Your support has allowed our program teams to stay literate and current with emerging best practices. The increasing and sustained support of the community has been necessary to provide the quality of care that transforms lives. Thank you.

Within our community, we now recognize that “emergency” shelter is not enough. Over the past decade, we experimented with approaches that have become national “best practice” interventions. We began our work with homelessness prevention in the 1980s. Interventions with individuals who had chronic histories of homelessness began in the 1990s. “Housing First” is one such intervention where there are no barriers to being housed and lots of individualized services to make that housing successful. For us, that programming began in 1997 and has expanded exponentially over the past two decades.

Your support is needed now and will be necessary for our services to expand and embrace the opportunities ahead of us. As “Housing First” becomes a community priority with new affordable housing developments, ShelterCare is standing ready to serve. Your support keeps us strong and ready for the challenges ahead.
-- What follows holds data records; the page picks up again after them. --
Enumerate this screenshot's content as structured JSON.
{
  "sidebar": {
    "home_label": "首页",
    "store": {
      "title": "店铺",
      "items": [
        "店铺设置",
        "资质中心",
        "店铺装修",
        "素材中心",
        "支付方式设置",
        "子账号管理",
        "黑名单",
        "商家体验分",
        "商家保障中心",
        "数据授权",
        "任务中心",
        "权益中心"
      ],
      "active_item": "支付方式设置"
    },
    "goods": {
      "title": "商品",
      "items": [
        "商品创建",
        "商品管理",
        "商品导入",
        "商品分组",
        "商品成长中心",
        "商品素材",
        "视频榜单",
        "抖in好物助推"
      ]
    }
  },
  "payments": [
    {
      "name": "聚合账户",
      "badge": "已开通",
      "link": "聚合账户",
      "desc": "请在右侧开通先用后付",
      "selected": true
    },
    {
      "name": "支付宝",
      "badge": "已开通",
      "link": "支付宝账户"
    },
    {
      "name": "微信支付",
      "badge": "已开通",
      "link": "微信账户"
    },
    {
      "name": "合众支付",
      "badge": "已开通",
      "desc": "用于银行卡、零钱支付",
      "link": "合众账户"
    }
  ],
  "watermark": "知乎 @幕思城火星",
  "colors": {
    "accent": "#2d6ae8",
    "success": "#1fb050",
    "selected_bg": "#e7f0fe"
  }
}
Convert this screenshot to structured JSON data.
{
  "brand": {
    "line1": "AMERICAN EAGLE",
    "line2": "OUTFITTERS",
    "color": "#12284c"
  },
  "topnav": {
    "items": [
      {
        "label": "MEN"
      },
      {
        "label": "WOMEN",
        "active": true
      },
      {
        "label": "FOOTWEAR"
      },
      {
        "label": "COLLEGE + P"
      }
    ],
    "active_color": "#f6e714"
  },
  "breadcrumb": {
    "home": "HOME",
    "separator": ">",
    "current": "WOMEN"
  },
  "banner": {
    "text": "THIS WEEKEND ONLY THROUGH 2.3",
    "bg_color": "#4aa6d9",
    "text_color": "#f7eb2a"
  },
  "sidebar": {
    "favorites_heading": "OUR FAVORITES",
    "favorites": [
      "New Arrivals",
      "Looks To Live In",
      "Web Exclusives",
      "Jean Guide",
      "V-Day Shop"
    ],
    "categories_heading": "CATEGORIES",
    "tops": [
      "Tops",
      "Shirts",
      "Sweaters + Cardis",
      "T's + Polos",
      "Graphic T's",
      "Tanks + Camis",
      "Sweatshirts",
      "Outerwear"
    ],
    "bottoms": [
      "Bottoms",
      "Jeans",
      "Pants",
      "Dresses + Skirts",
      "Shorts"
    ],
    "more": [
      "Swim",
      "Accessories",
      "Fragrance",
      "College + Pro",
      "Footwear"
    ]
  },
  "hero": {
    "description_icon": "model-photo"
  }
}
The greatest gift I take with me as I leave this position is the knowledge that I am a part of an amazing community! This community respects all of our citizens, invests in their welfare, is creative in problem-solving, and is engaged in solutions – even when social challenges seem overwhelming. I am proud to be part of this community, and honored to have seen, first-hand, how compassionate and generous it is. Thank you, from the bottom of my heart, for making these years so wonderful.